Corporate support footed almost half of the approximately $500 million bill for the building of Chicago's Millennium Park, a 24.5 acre green roof that sits atop a tangle of rail yards and an underground parking garage. The city's $270 million commitment involved the expansion of a Tax Increment Finance District that provided $95 million in financing for the park. The other part of the city's investment consisted of $175 million worth of construction bonds that were attached to revenue from the 2,200-space municipal parking garage beneath the park.
But the creative financing scheme used to pay for Millennium Park has compromised the park's public aspect and raised the cost of city services. Until community groups began to push back, sections of the park were closed off to the public for daylong functions thrown by some of the companies that funded the park.
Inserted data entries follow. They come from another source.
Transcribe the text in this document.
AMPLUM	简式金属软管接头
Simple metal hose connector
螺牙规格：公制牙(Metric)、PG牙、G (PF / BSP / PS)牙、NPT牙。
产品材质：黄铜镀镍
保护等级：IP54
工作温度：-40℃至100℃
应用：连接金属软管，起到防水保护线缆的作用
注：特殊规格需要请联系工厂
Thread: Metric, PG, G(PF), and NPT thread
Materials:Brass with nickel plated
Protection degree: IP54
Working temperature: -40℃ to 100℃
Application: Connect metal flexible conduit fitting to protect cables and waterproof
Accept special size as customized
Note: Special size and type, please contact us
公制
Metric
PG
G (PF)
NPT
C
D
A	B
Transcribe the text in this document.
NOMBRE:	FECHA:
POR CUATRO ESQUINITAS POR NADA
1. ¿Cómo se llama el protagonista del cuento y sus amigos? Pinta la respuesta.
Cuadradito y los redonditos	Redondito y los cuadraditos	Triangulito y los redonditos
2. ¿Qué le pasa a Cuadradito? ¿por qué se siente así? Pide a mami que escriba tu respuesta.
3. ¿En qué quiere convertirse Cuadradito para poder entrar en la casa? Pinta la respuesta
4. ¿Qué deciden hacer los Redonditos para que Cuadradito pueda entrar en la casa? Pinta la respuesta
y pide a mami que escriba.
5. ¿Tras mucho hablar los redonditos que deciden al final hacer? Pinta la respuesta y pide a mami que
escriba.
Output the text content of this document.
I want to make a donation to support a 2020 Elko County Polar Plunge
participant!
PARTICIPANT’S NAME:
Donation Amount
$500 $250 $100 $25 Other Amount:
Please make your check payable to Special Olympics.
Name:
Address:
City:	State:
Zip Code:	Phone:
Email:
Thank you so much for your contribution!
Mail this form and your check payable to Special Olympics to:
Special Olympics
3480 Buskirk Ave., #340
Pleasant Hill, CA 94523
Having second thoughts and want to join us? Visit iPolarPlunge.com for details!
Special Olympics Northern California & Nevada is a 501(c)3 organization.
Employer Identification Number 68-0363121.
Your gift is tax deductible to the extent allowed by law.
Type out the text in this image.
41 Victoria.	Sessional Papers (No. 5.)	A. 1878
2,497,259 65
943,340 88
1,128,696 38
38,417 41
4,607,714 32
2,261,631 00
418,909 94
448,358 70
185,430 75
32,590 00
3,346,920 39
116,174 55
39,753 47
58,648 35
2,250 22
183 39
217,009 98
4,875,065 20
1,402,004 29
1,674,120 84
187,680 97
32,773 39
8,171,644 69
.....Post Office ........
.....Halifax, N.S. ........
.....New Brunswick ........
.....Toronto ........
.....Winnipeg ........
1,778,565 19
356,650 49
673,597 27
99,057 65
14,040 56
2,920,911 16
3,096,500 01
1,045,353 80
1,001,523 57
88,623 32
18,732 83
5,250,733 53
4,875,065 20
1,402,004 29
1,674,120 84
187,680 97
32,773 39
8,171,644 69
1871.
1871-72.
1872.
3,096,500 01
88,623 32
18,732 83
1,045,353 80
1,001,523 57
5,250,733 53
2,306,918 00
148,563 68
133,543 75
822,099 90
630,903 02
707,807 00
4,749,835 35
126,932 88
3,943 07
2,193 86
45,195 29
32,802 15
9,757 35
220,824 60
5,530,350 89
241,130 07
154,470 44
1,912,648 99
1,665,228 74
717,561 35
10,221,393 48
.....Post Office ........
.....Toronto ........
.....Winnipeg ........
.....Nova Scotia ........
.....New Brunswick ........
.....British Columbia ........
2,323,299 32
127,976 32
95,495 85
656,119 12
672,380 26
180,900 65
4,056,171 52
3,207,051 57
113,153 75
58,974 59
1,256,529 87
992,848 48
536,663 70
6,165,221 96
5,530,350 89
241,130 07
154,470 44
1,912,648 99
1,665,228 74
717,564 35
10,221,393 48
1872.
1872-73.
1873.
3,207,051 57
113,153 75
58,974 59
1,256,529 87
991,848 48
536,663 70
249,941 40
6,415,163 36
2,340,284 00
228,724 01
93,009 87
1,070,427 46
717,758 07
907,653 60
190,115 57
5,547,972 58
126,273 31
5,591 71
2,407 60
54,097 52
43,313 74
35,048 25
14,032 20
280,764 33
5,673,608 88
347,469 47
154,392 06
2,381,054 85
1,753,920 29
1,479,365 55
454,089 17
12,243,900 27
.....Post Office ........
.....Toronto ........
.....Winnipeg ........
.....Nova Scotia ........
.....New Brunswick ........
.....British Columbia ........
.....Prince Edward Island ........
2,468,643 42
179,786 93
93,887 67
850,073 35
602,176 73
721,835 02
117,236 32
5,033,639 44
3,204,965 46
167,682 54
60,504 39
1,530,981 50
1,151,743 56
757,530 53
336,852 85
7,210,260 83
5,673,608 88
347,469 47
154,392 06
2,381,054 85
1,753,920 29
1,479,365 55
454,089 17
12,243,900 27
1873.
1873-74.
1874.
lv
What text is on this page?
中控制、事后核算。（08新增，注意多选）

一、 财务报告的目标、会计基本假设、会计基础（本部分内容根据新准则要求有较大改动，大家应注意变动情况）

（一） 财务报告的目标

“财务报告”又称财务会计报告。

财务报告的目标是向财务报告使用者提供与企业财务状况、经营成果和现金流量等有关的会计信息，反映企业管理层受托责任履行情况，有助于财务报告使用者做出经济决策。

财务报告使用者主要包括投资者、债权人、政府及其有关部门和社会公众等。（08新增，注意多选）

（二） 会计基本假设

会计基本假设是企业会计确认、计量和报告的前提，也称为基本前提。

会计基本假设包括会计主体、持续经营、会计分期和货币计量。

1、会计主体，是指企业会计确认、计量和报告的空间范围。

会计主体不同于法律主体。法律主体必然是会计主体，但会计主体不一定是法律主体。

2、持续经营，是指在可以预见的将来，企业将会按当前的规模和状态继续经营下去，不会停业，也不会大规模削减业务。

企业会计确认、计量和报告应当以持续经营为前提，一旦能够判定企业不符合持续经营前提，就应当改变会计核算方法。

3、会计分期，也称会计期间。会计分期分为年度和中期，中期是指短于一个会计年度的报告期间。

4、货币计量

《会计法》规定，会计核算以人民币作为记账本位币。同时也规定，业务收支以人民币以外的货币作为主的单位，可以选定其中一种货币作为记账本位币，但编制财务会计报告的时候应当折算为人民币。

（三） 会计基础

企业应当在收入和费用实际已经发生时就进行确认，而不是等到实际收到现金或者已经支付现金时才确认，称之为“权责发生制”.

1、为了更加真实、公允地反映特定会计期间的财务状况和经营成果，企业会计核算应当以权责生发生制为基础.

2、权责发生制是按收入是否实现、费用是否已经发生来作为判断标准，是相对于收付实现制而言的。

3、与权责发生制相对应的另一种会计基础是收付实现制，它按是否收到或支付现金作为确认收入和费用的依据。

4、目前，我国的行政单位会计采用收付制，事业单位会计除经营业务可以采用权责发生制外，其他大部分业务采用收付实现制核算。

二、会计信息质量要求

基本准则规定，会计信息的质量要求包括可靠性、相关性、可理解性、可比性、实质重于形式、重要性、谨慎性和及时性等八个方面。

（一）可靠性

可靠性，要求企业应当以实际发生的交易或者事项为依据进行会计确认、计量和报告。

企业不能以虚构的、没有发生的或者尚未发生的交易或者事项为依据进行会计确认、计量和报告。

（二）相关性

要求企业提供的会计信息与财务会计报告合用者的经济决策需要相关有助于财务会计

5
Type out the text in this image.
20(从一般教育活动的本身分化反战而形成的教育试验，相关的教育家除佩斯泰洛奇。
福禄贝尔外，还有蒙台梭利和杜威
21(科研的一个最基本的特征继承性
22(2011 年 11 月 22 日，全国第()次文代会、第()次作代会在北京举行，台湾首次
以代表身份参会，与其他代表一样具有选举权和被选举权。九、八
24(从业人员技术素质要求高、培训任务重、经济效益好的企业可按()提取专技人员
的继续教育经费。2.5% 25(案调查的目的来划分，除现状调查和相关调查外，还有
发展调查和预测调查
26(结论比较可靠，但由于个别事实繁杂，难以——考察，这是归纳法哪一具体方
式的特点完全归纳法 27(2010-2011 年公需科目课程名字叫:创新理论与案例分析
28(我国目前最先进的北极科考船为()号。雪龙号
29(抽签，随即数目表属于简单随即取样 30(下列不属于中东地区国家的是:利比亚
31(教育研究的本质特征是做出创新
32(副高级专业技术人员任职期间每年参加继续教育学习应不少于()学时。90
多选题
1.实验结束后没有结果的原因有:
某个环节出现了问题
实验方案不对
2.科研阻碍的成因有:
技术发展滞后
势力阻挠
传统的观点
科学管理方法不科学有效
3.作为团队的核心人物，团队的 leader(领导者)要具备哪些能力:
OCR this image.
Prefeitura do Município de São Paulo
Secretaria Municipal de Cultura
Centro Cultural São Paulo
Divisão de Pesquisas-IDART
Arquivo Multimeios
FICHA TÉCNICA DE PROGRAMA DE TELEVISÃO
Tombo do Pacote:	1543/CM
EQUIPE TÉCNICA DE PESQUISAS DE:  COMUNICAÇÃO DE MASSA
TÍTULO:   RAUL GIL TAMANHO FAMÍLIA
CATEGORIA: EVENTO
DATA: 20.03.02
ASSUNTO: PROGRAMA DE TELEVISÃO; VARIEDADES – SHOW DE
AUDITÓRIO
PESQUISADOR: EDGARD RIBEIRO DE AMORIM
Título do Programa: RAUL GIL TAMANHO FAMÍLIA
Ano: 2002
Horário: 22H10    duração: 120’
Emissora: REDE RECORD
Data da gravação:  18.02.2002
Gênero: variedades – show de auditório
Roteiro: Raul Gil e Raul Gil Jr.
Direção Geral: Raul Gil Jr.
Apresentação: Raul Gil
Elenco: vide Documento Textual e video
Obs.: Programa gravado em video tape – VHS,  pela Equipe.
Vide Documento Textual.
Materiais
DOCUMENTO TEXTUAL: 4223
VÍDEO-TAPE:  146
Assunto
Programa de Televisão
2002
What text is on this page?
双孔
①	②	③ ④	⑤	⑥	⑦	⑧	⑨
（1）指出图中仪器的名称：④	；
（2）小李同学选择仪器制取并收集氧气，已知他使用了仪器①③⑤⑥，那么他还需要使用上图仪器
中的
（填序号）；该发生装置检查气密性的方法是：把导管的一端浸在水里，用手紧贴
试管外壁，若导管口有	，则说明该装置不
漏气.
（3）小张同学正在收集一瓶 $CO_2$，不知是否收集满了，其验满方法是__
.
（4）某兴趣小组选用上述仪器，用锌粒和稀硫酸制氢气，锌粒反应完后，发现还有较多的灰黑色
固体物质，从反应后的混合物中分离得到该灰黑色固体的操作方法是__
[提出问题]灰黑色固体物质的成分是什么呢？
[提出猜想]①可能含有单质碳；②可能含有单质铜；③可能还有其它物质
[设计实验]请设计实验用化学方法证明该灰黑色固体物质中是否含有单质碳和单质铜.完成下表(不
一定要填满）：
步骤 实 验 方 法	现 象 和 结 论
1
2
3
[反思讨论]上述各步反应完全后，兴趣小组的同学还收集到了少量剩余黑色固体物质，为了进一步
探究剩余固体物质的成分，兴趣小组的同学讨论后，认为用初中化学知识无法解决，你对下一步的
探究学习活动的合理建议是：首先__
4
Spaces within the park are littered with signs that advertise the various corporations that contributed money toward construction. Thus there is McDonald's Cycle Center, Chase Promenade, and BP Bridge. Millennium Park also has its own special revenue stream, the Tax Increment Finance District, which allows tax revenues that would otherwise go into Chicago's general fund to instead be channeled into an amenity that helps pump up adjacent property values.
Perhaps the most problematic aspect of the Millennium Park deal is that the in order to pay off the construction bonds and provide financing for the maintenance and operations budget for downtown neighborhood parks, in 2006 Chicago leased its downtown public parking garages for 99 years to a Morgan Stanley-led partnership for a one-time payment of $563 million. The agreement set no limits on what the concessionaire could charge, and rates at the parking lot jumped by nearly 40 percent soon after the deal was signed. The Millennium parking deal continues to haunt Chicago—this past March an arbitration panel ruled that the city owed the Morgan Stanley-led partnership $57.8 million for allowing a new public parking garage run by another company in a competing parking area.
Public-private partnerships certainly have helped set new standards for park design and maintenance. They have also helped reduce direct pressure on municipal governments suffering from tight fiscal budgets. But given the never ending scramble to find more money to fund operations for many of the new so-called self-financing parks, their designs and scope may have been overly ambitious. This new generation of parks, with their reliance on private sector investment, has led to growing concern about the equitable distribution of public resources.
There may be upcoming changes to one of the main pillars of these new park financing models: philanthropy. According to Leicht, high-profile gifts such as Paulson's have prompted discussion in New York City between park advocacy groups and city officials about putting donors on notice that in the future, a certain percentage of their gifts will be have to be allocated to a fund that would provide aid to less affluent areas. "It raises the question: Are parks somehow inherently different than other cultural institutions?” Leicht says. "I would argue that as public space they are, and that this probably is a model that should be piloted and tested. And let's see if donors are truly frozen in their actions."
*CORRECTION: Previously this story incorrectly identified Harvard University Graduate School of Design Professor Jerold Kayden as one of the organizers of a conference on public space held in March. Professor Kayden was the only organizer of the event.